Ce week-end a été chargé pour Crapaud :
- Il a appris « Ainsi font font font les marionnettes ».
- Il a appris à boire tout seul son biberon, non sans mal. Avant quand je lui laissais le bib il préférait le laisser tomber, puis pleurer jusqu’à ce que je lui refourgue dans le museau plutôt que de l’attraper avec ses propres mimines… Pourquoi ? Mystère… Il mangeait tout seul ses biscuits, buvait son biberon d’eau, mais le biberon de lait, c’était sacré, fallait que quelqu’un lui tienne. Ce week-end avec Prince Bougon et son bras dans le plâtre, il a fallu lui apprendre… Il était un peu déçu, mais en deux biberons il s’y est fait. C’est moi qui suis un peu déçue maintenant… C’est le début de l’indépendance ça, bientôt il se cuisinera tout seul son biberon et il n’aura plus besoin de moi…
- Il a appris à se déplacer toujours plus loin toujours plus vite. En plus de la technique du roulis-boulis dont j’ai déjà parlé ici (ventre-dos-ventre-dos…) et de la technique dite de la toupie (sur le ventre, on tourne sur soi-même en gardant le nombril bien fixé au plancher, ça complète le roulis-boulis en cas de changement de trajectoire), Crapaud a découvert le « ramping » : aidé des mains, des coudes, des genoux, il rampe. C’est pas du quatre pattes car le nombril décolle très peu du plancher (il y tient apparemment) mais ça y ressemble. En fait ça ressemble surtout à un militaire en plein entrainement sur le terrain : roulis-boulis, ramping pour attendre la cible, hop re-roulis-boulis pour éviter la bombe, pardon la table basse, toupie pour ajuster le mouvement, roulis-boulis…
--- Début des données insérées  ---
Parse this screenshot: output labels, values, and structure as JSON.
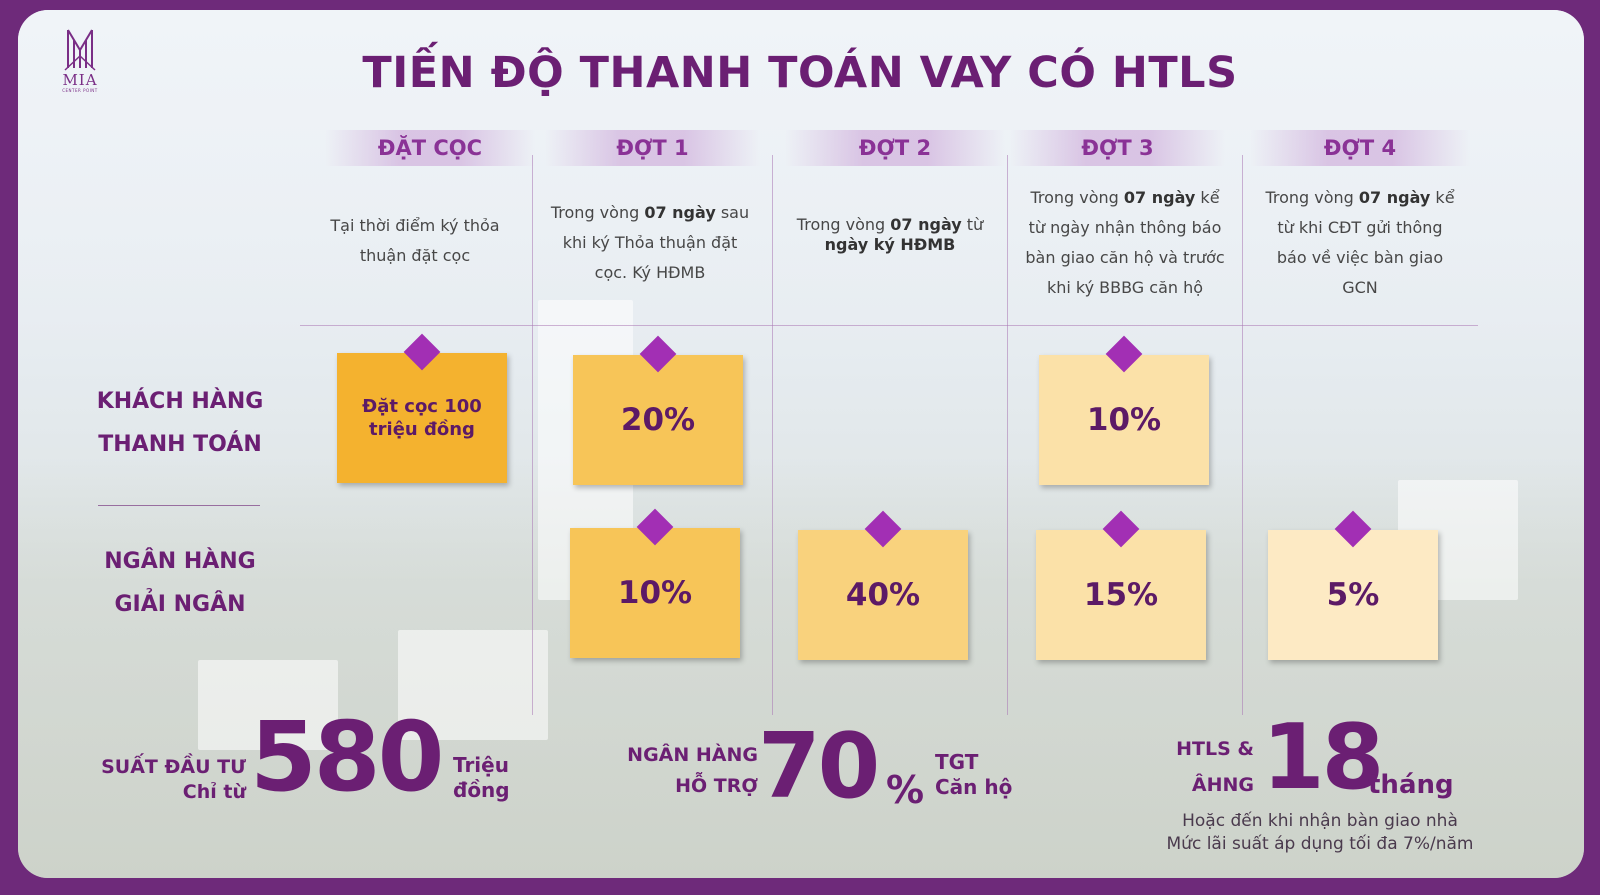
{
  "brand": {
    "logo_text": "MIA",
    "logo_sub": "CENTER POINT"
  },
  "title": "TIẾN ĐỘ THANH TOÁN VAY CÓ HTLS",
  "phases": [
    {
      "label": "ĐẶT CỌC",
      "desc_line1": "Tại thời điểm ký thỏa",
      "desc_line2": "thuận đặt cọc"
    },
    {
      "label": "ĐỢT 1",
      "desc_pre": "Trong vòng ",
      "desc_bold": "07 ngày",
      "desc_post": " sau",
      "desc_line2": "khi ký Thỏa thuận đặt",
      "desc_line3": "cọc. Ký HĐMB"
    },
    {
      "label": "ĐỢT 2",
      "desc_pre": "Trong vòng ",
      "desc_bold": "07 ngày",
      "desc_post": " từ",
      "desc_line2": "ngày ký HĐMB"
    },
    {
      "label": "ĐỢT 3",
      "desc_pre": "Trong vòng ",
      "desc_bold": "07 ngày",
      "desc_post": " kể",
      "desc_line2": "từ ngày nhận thông báo",
      "desc_line3": "bàn giao căn hộ và trước",
      "desc_line4": "khi ký BBBG căn hộ"
    },
    {
      "label": "ĐỢT 4",
      "desc_pre": "Trong vòng ",
      "desc_bold": "07 ngày",
      "desc_post": " kể",
      "desc_line2": "từ khi CĐT gửi thông",
      "desc_line3": "báo về việc bàn giao",
      "desc_line4": "GCN"
    }
  ],
  "rows": {
    "customer": {
      "line1": "KHÁCH HÀNG",
      "line2": "THANH TOÁN"
    },
    "bank": {
      "line1": "NGÂN HÀNG",
      "line2": "GIẢI NGÂN"
    }
  },
  "customer_payments": {
    "deposit": "Đặt cọc 100 triệu đồng",
    "dot1": "20%",
    "dot3": "10%"
  },
  "bank_disbursements": {
    "dot1": "10%",
    "dot2": "40%",
    "dot3": "15%",
    "dot4": "5%"
  },
  "stats": {
    "investment": {
      "label_line1": "SUẤT ĐẦU TƯ",
      "label_line2": "Chỉ từ",
      "value": "580",
      "unit_line1": "Triệu",
      "unit_line2": "đồng"
    },
    "bank_support": {
      "label_line1": "NGÂN HÀNG",
      "label_line2": "HỖ TRỢ",
      "value": "70",
      "percent": "%",
      "unit_line1": "TGT",
      "unit_line2": "Căn hộ"
    },
    "interest": {
      "label_line1": "HTLS &",
      "label_line2": "ÂHNG",
      "value": "18",
      "unit": "tháng",
      "note_line1": "Hoặc đến khi nhận bàn giao nhà",
      "note_line2": "Mức lãi suất áp dụng tối đa 7%/năm"
    }
  },
  "colors": {
    "brand_purple": "#6b1f73",
    "pin": "#a22fb4",
    "note_dark": "#f4b22f",
    "note_light": "#fdeac4"
  }
}
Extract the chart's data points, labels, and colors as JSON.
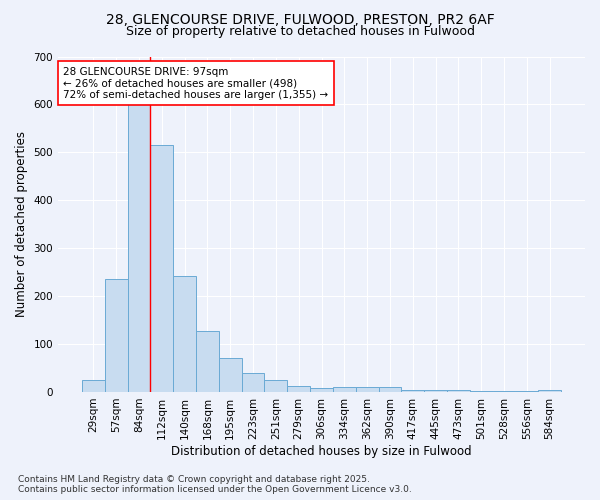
{
  "title1": "28, GLENCOURSE DRIVE, FULWOOD, PRESTON, PR2 6AF",
  "title2": "Size of property relative to detached houses in Fulwood",
  "xlabel": "Distribution of detached houses by size in Fulwood",
  "ylabel": "Number of detached properties",
  "categories": [
    "29sqm",
    "57sqm",
    "84sqm",
    "112sqm",
    "140sqm",
    "168sqm",
    "195sqm",
    "223sqm",
    "251sqm",
    "279sqm",
    "306sqm",
    "334sqm",
    "362sqm",
    "390sqm",
    "417sqm",
    "445sqm",
    "473sqm",
    "501sqm",
    "528sqm",
    "556sqm",
    "584sqm"
  ],
  "values": [
    25,
    235,
    660,
    515,
    243,
    127,
    70,
    40,
    25,
    13,
    8,
    10,
    10,
    10,
    5,
    5,
    5,
    3,
    2,
    2,
    5
  ],
  "bar_color": "#c8dcf0",
  "bar_edge_color": "#6aaad4",
  "red_line_x": 2.5,
  "annotation_text": "28 GLENCOURSE DRIVE: 97sqm\n← 26% of detached houses are smaller (498)\n72% of semi-detached houses are larger (1,355) →",
  "annotation_box_color": "white",
  "annotation_box_edge": "red",
  "ylim": [
    0,
    700
  ],
  "yticks": [
    0,
    100,
    200,
    300,
    400,
    500,
    600,
    700
  ],
  "footer1": "Contains HM Land Registry data © Crown copyright and database right 2025.",
  "footer2": "Contains public sector information licensed under the Open Government Licence v3.0.",
  "bg_color": "#eef2fb",
  "plot_bg_color": "#eef2fb",
  "grid_color": "white",
  "title_fontsize": 10,
  "subtitle_fontsize": 9,
  "axis_label_fontsize": 8.5,
  "tick_fontsize": 7.5,
  "footer_fontsize": 6.5,
  "annotation_fontsize": 7.5
}
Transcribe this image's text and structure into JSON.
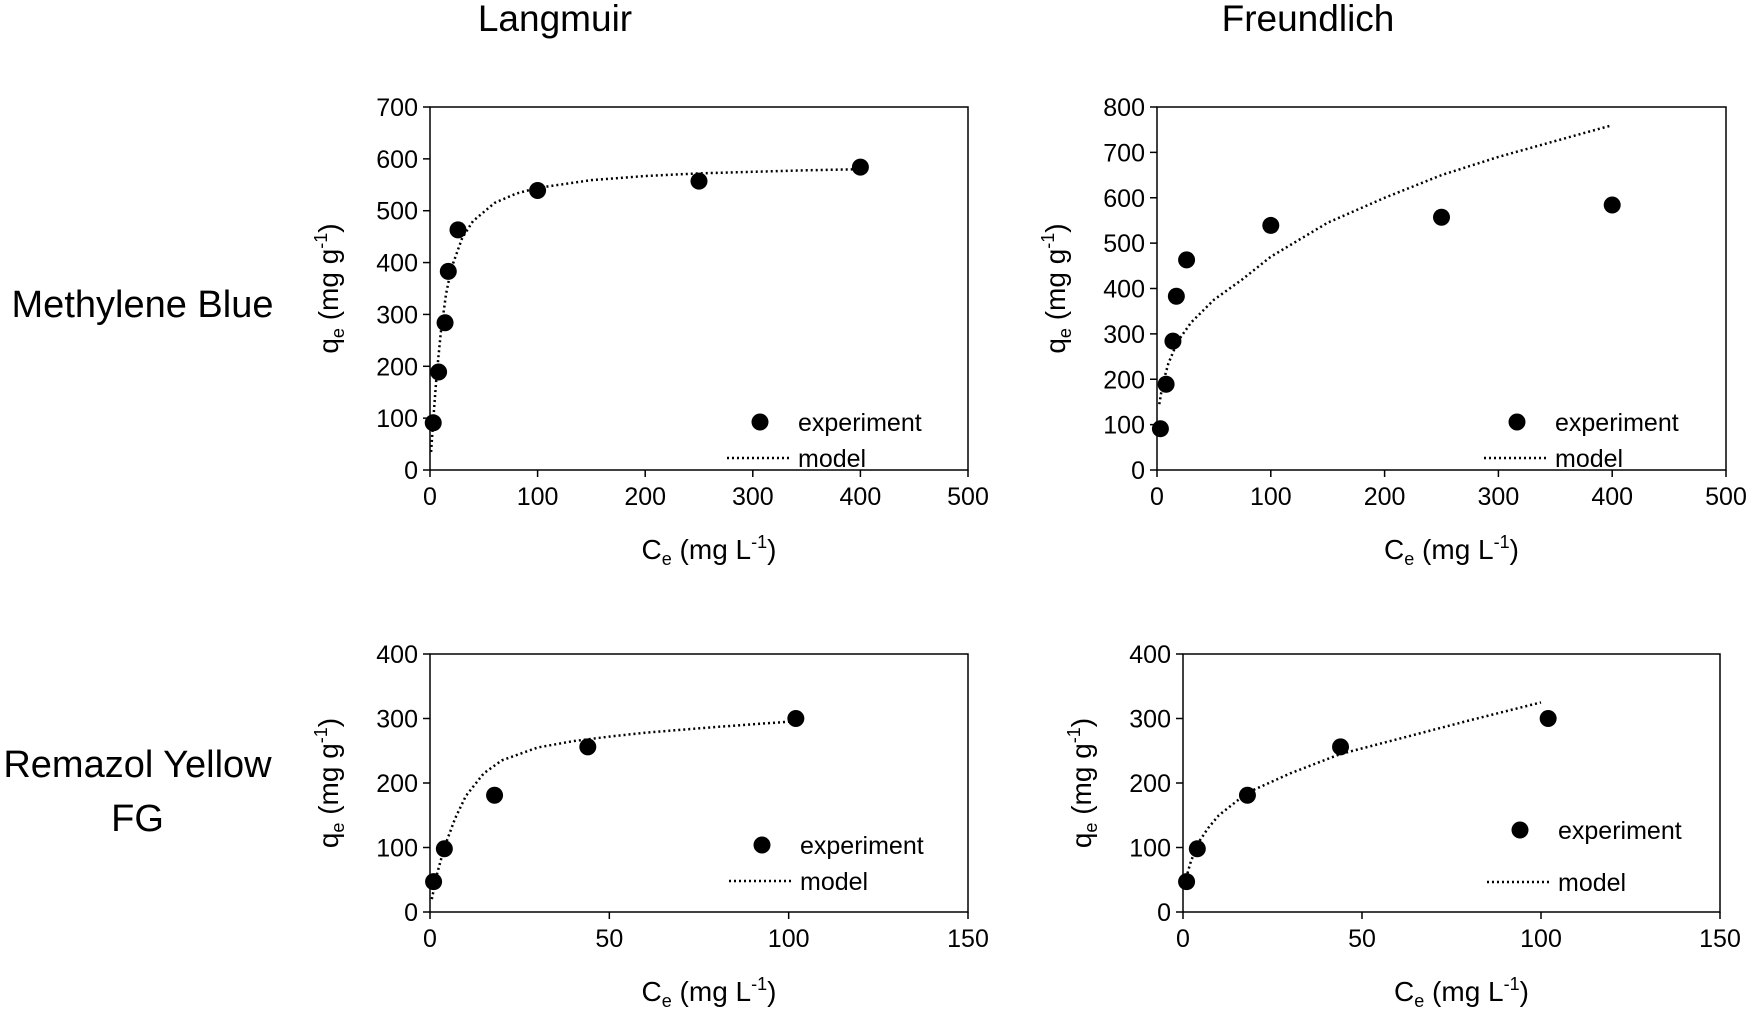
{
  "column_headers": {
    "left": "Langmuir",
    "right": "Freundlich"
  },
  "row_headers": {
    "top": "Methylene Blue",
    "bottom_line1": "Remazol Yellow",
    "bottom_line2": "FG"
  },
  "legend": {
    "experiment": "experiment",
    "model": "model"
  },
  "axis_text": {
    "x_main": "C",
    "x_sub": "e",
    "x_unit_open": " (mg L",
    "x_sup": "-1",
    "x_unit_close": ")",
    "y_main": "q",
    "y_sub": "e",
    "y_unit_open": " (mg g",
    "y_sup": "-1",
    "y_unit_close": ")"
  },
  "chart_data": [
    {
      "id": "mb-langmuir",
      "type": "scatter",
      "xlim": [
        0,
        500
      ],
      "xticks": [
        0,
        100,
        200,
        300,
        400,
        500
      ],
      "ylim": [
        0,
        700
      ],
      "yticks": [
        0,
        100,
        200,
        300,
        400,
        500,
        600,
        700
      ],
      "legend_position": "bottom-right",
      "series": [
        {
          "name": "experiment",
          "points": [
            [
              3,
              91
            ],
            [
              8,
              189
            ],
            [
              14,
              284
            ],
            [
              17,
              383
            ],
            [
              26,
              463
            ],
            [
              100,
              539
            ],
            [
              250,
              557
            ],
            [
              400,
              584
            ]
          ]
        },
        {
          "name": "model",
          "style": "dotted",
          "points": [
            [
              1,
              35
            ],
            [
              3,
              95
            ],
            [
              6,
              180
            ],
            [
              10,
              265
            ],
            [
              15,
              340
            ],
            [
              20,
              390
            ],
            [
              30,
              448
            ],
            [
              40,
              480
            ],
            [
              60,
              515
            ],
            [
              80,
              533
            ],
            [
              100,
              544
            ],
            [
              150,
              559
            ],
            [
              200,
              567
            ],
            [
              250,
              572
            ],
            [
              300,
              575
            ],
            [
              350,
              578
            ],
            [
              400,
              580
            ]
          ]
        }
      ]
    },
    {
      "id": "mb-freundlich",
      "type": "scatter",
      "xlim": [
        0,
        500
      ],
      "xticks": [
        0,
        100,
        200,
        300,
        400,
        500
      ],
      "ylim": [
        0,
        800
      ],
      "yticks": [
        0,
        100,
        200,
        300,
        400,
        500,
        600,
        700,
        800
      ],
      "legend_position": "bottom-right",
      "series": [
        {
          "name": "experiment",
          "points": [
            [
              3,
              91
            ],
            [
              8,
              189
            ],
            [
              14,
              284
            ],
            [
              17,
              383
            ],
            [
              26,
              463
            ],
            [
              100,
              539
            ],
            [
              250,
              557
            ],
            [
              400,
              584
            ]
          ]
        },
        {
          "name": "model",
          "style": "dotted",
          "points": [
            [
              2,
              145
            ],
            [
              5,
              190
            ],
            [
              10,
              235
            ],
            [
              15,
              265
            ],
            [
              20,
              290
            ],
            [
              30,
              325
            ],
            [
              50,
              375
            ],
            [
              75,
              420
            ],
            [
              100,
              470
            ],
            [
              150,
              545
            ],
            [
              200,
              600
            ],
            [
              250,
              650
            ],
            [
              300,
              690
            ],
            [
              350,
              725
            ],
            [
              400,
              760
            ]
          ]
        }
      ]
    },
    {
      "id": "ry-langmuir",
      "type": "scatter",
      "xlim": [
        0,
        150
      ],
      "xticks": [
        0,
        50,
        100,
        150
      ],
      "ylim": [
        0,
        400
      ],
      "yticks": [
        0,
        100,
        200,
        300,
        400
      ],
      "legend_position": "bottom-right",
      "series": [
        {
          "name": "experiment",
          "points": [
            [
              1,
              47
            ],
            [
              4,
              98
            ],
            [
              18,
              181
            ],
            [
              44,
              256
            ],
            [
              102,
              300
            ]
          ]
        },
        {
          "name": "model",
          "style": "dotted",
          "points": [
            [
              0.5,
              20
            ],
            [
              2,
              60
            ],
            [
              4,
              100
            ],
            [
              7,
              145
            ],
            [
              10,
              180
            ],
            [
              15,
              215
            ],
            [
              20,
              235
            ],
            [
              30,
              255
            ],
            [
              40,
              265
            ],
            [
              50,
              272
            ],
            [
              60,
              278
            ],
            [
              80,
              287
            ],
            [
              100,
              295
            ]
          ]
        }
      ]
    },
    {
      "id": "ry-freundlich",
      "type": "scatter",
      "xlim": [
        0,
        150
      ],
      "xticks": [
        0,
        50,
        100,
        150
      ],
      "ylim": [
        0,
        400
      ],
      "yticks": [
        0,
        100,
        200,
        300,
        400
      ],
      "legend_position": "bottom-right",
      "series": [
        {
          "name": "experiment",
          "points": [
            [
              1,
              47
            ],
            [
              4,
              98
            ],
            [
              18,
              181
            ],
            [
              44,
              256
            ],
            [
              102,
              300
            ]
          ]
        },
        {
          "name": "model",
          "style": "dotted",
          "points": [
            [
              0.5,
              45
            ],
            [
              2,
              75
            ],
            [
              4,
              105
            ],
            [
              7,
              130
            ],
            [
              10,
              150
            ],
            [
              18,
              185
            ],
            [
              30,
              215
            ],
            [
              44,
              245
            ],
            [
              60,
              268
            ],
            [
              80,
              297
            ],
            [
              100,
              325
            ]
          ]
        }
      ]
    }
  ]
}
Bref c’est tout une aventure…

Le seul souci de mon petit guerrier, c’est qu’il a un père blessé qui s’ennuie et qui ne réfléchit pas toujours à ce qu’il apprend à son fils qu’est une éponge en ce moment.
Par exemple, Prince Bougon a voulu apprendre à Crapaud à lever les bras au ciel quand il est content : « Ouaaaais !!! » et on lève les bras, qu’il lui faisait dimanche midi pendant que je finissais tranquillement mon dessert.
Facile, pour un Crapaud qui imite tout. Sauf que Prince Bougon a oublié son bras dans le plâtre, qui ne se lève pas, donc…
Maintenant quand on fait « Ouaaaais !!! » Crapaud, souriant tout content de ses 6 dents, lève le bras droit en l’air, bien tendu vers l’avant.
Ouaaais, le salut nazi, ou presque.
Pauvre Prince Bougon, il ne pourra plus inviter de copain à regarder le foot maintenant.